4.3 Lab Exercises

Overview

This lab will walk us through the process of annotating a genome for repeats.

We will do two major things in this lab:

  • Learn how to run EDTA, an all-in-one transposon annotation pipeline

  • Build an insertion time distribution for LTR elements of major superfamilies

    “Be for real, don’t be a stranger” - Spice Girls

Task A

Now that we have a fully phased genome assembly, we can begin the process of annotation. There are two major phases to annotation: repetitive elements, and genes. First, we need to annotate repetitive elements so that we can mask them before annotating genes, effectively “hiding” the repeats from gene annotation and prediction programs. Repeats are the most frustrating aspect of annotating a genome. Not only are they ubiquitous, and typically different between every species, if you do a poor job of repeat annotation, your gene annotation will also be poor. Remember: repetitive elements contain genes!

EDTA is an all-in-one repeat annotation pipeline. It runs a handful of programs that identify different kinds of repetitive elements, such as LTR_FINDER, LTRharvest, Generic Repeat Finder, and HelitronScanner. Then it filters these annotations to build a custom repeat library, and creates a .gff file of repeat annotations for the genome assembly. Here’s an overview of the pipeline:

../../_images/EDTA_workflow.png

Image Source: EDTA GitHub Page

The EDTA workflow First, read the github wiki page, then create a new Conda environment for EDTA:

conda create -n EDTA
conda activate EDTA

Then install via Conda.

conda install -c bioconda -c conda-forge edta

…. This is taking forever, isn’t it? My install just hangs. I think it finishes in a few hours, but we don’t have that kind of time to waste, do we? Sometimes Conda installs are just painfully slow.

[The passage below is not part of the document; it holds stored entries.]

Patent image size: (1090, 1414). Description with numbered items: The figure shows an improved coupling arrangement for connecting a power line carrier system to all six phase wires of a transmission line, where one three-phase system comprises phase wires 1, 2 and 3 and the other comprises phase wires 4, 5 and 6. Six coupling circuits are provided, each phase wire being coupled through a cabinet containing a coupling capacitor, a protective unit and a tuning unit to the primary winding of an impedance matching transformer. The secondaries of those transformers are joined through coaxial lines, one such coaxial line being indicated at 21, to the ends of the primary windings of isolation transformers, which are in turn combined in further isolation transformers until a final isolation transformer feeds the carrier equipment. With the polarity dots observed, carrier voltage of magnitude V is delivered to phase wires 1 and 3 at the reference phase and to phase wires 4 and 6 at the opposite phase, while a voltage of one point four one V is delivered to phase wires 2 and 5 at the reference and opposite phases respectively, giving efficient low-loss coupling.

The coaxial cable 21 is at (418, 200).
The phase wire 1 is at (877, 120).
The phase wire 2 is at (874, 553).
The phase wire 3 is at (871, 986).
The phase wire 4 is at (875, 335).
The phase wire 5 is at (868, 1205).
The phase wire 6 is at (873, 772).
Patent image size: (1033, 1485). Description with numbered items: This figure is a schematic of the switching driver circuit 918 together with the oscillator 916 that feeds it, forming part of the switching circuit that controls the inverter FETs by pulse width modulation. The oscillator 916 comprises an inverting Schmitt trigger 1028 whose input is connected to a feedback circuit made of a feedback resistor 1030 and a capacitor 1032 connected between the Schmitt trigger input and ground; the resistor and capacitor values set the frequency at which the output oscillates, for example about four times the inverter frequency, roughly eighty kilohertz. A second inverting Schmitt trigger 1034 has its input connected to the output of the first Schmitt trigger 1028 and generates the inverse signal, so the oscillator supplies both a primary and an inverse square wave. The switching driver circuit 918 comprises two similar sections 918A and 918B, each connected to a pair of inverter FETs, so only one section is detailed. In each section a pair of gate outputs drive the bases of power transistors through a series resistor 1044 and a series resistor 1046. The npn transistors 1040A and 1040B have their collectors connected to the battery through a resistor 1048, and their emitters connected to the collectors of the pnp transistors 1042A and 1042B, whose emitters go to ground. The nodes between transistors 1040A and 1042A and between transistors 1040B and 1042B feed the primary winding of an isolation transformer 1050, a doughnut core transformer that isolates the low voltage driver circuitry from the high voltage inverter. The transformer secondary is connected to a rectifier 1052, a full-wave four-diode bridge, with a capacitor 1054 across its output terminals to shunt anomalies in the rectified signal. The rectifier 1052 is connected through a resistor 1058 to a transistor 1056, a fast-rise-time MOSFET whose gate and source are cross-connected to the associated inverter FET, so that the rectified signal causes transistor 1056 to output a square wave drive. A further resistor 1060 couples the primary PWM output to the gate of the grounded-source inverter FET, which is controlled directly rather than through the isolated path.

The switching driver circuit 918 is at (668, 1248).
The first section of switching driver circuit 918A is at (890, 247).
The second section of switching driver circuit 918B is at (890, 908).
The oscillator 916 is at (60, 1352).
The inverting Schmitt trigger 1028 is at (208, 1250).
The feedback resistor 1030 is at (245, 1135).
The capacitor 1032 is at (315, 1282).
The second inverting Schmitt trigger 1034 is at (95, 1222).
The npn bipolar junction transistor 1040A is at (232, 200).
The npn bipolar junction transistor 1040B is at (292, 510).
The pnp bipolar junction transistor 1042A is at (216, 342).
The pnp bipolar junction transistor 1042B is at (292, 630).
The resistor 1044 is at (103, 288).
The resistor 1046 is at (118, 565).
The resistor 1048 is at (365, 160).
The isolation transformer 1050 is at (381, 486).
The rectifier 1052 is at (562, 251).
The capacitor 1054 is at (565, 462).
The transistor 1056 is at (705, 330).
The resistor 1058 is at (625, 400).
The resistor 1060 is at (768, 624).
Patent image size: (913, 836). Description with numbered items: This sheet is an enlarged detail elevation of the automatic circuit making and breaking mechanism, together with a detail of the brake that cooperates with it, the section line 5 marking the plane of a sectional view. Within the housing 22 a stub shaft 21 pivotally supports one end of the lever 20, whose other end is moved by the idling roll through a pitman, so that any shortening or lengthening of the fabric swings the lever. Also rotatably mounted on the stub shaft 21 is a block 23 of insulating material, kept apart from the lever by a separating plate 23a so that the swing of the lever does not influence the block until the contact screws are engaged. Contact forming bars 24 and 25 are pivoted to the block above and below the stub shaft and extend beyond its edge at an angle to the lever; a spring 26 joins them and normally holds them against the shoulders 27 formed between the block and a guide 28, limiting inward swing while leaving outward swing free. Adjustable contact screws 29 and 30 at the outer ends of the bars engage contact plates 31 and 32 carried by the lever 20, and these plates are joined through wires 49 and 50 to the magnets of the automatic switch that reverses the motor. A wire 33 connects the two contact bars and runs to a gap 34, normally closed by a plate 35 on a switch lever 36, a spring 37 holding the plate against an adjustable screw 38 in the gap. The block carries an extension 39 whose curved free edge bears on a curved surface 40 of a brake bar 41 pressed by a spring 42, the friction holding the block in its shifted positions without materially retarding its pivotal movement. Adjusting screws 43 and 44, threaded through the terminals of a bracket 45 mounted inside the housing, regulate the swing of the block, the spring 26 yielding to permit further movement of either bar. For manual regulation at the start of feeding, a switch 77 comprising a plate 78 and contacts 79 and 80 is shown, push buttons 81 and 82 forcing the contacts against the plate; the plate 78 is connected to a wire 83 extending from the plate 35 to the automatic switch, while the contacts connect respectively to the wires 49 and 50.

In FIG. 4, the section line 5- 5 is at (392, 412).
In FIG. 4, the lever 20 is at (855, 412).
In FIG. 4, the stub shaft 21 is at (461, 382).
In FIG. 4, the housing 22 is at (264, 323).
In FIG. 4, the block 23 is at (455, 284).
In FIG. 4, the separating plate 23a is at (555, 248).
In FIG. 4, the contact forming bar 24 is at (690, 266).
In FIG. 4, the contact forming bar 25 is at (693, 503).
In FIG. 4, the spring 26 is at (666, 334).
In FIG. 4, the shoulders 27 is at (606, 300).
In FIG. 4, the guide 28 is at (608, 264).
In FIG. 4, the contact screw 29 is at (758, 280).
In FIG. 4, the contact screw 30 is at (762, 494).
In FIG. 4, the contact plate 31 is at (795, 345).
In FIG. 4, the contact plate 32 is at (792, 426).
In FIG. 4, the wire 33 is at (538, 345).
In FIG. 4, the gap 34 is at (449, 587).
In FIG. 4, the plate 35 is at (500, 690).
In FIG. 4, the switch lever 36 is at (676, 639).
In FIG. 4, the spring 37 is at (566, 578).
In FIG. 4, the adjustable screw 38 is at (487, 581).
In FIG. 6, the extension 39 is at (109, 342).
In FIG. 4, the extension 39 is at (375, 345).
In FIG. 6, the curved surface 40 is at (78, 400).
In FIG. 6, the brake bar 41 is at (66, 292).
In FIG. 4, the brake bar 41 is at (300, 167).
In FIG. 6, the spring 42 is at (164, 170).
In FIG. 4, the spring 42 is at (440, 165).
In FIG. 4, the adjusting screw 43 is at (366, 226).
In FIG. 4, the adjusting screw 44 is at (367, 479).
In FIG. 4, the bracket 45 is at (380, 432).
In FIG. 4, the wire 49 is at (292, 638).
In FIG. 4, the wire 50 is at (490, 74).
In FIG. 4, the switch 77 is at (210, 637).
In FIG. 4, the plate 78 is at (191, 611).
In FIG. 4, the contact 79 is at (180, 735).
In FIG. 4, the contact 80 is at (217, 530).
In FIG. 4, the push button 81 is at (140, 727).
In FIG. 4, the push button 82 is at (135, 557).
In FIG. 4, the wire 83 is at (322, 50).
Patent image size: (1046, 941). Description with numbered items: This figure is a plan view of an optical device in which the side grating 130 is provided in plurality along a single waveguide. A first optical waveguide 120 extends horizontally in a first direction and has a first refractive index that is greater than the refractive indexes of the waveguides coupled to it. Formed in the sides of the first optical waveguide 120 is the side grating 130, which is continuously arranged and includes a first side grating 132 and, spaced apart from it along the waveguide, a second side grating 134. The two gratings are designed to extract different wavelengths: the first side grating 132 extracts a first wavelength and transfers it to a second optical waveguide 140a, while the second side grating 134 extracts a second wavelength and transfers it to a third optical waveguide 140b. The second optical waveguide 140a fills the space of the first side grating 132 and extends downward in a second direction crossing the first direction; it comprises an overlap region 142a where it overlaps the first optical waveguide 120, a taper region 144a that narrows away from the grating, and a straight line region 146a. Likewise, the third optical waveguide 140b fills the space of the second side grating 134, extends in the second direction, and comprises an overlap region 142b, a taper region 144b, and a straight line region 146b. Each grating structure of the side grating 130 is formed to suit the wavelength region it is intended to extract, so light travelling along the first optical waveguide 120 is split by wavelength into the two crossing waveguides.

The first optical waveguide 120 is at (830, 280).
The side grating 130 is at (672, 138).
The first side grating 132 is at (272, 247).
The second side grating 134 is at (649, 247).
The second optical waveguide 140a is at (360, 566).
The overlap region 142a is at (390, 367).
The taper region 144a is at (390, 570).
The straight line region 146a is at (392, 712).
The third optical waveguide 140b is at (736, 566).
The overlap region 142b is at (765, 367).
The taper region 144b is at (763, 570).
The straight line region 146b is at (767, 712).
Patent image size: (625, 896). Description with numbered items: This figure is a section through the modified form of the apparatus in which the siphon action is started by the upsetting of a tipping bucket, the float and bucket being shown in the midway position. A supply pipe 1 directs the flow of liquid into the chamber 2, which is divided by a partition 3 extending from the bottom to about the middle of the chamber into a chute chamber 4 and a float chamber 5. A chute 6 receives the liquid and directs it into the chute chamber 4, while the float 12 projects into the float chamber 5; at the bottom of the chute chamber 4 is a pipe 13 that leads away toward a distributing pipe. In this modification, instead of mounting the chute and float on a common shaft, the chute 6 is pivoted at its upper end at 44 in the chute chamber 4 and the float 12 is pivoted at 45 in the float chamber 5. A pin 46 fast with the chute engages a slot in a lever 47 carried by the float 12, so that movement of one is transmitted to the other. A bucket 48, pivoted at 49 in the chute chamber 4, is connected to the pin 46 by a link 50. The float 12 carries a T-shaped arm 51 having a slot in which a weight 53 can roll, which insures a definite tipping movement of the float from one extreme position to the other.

Mamba was developed to beat this problem. Mamba is a reimplementation of the conda package manager in C++. It allows for:

  • parallel downloading of repository data and package files using multi-threading

  • libsolv for much faster dependency solving, a state of the art library used in the RPM package manager of Red Hat, Fedora and OpenSUSE

  • core parts of mamba are implemented in C++ for maximum efficiency

Use mamba to accelerate the installation:

conda install -c conda-forge mamba

mamba install -c conda-forge -c bioconda edta python=3.6 tensorflow=1.14 'h5py<3'

Test your installation by typing:

EDTA.pl -h

Task B

First, read some of the caveats of EDTA. It looks like all we need, at minimum, is just a genome file .fasta file. We have two, one for each haplotype, so we will divide-and-conquer as a class. We’ll decide which half of the class takes haplotype1 and which half takes haplotype2 when we meet.

It does mention that “make sure sequence names are short and simple”. Okay, I’ve taken care of this, and renamed our .fasta headers to be “Qv1_chr1”, “Qv1_chr2”, etc.

Now, read the EDTA Usage section, and see if you can launch a full run on your own. Remember that you can use at most 4 threads.

Mastering Content

Next, we want to produce some figures that describe the repeat landscape in the genome. In particular, we want to show the percent sequence divergence of similar repeats, in order to describe any “bursts” of repeat expansion.

We’re not the first people using EDTA who want to do the same. Check out this Github Issues describing the same thing: https://github.com/oushujun/EDTA/issues/92

If you’ve used R before, this should look somewhat familiar. Open the R terminal in your PRAXIS welcome page, install the required packages (google if you don’t remember how.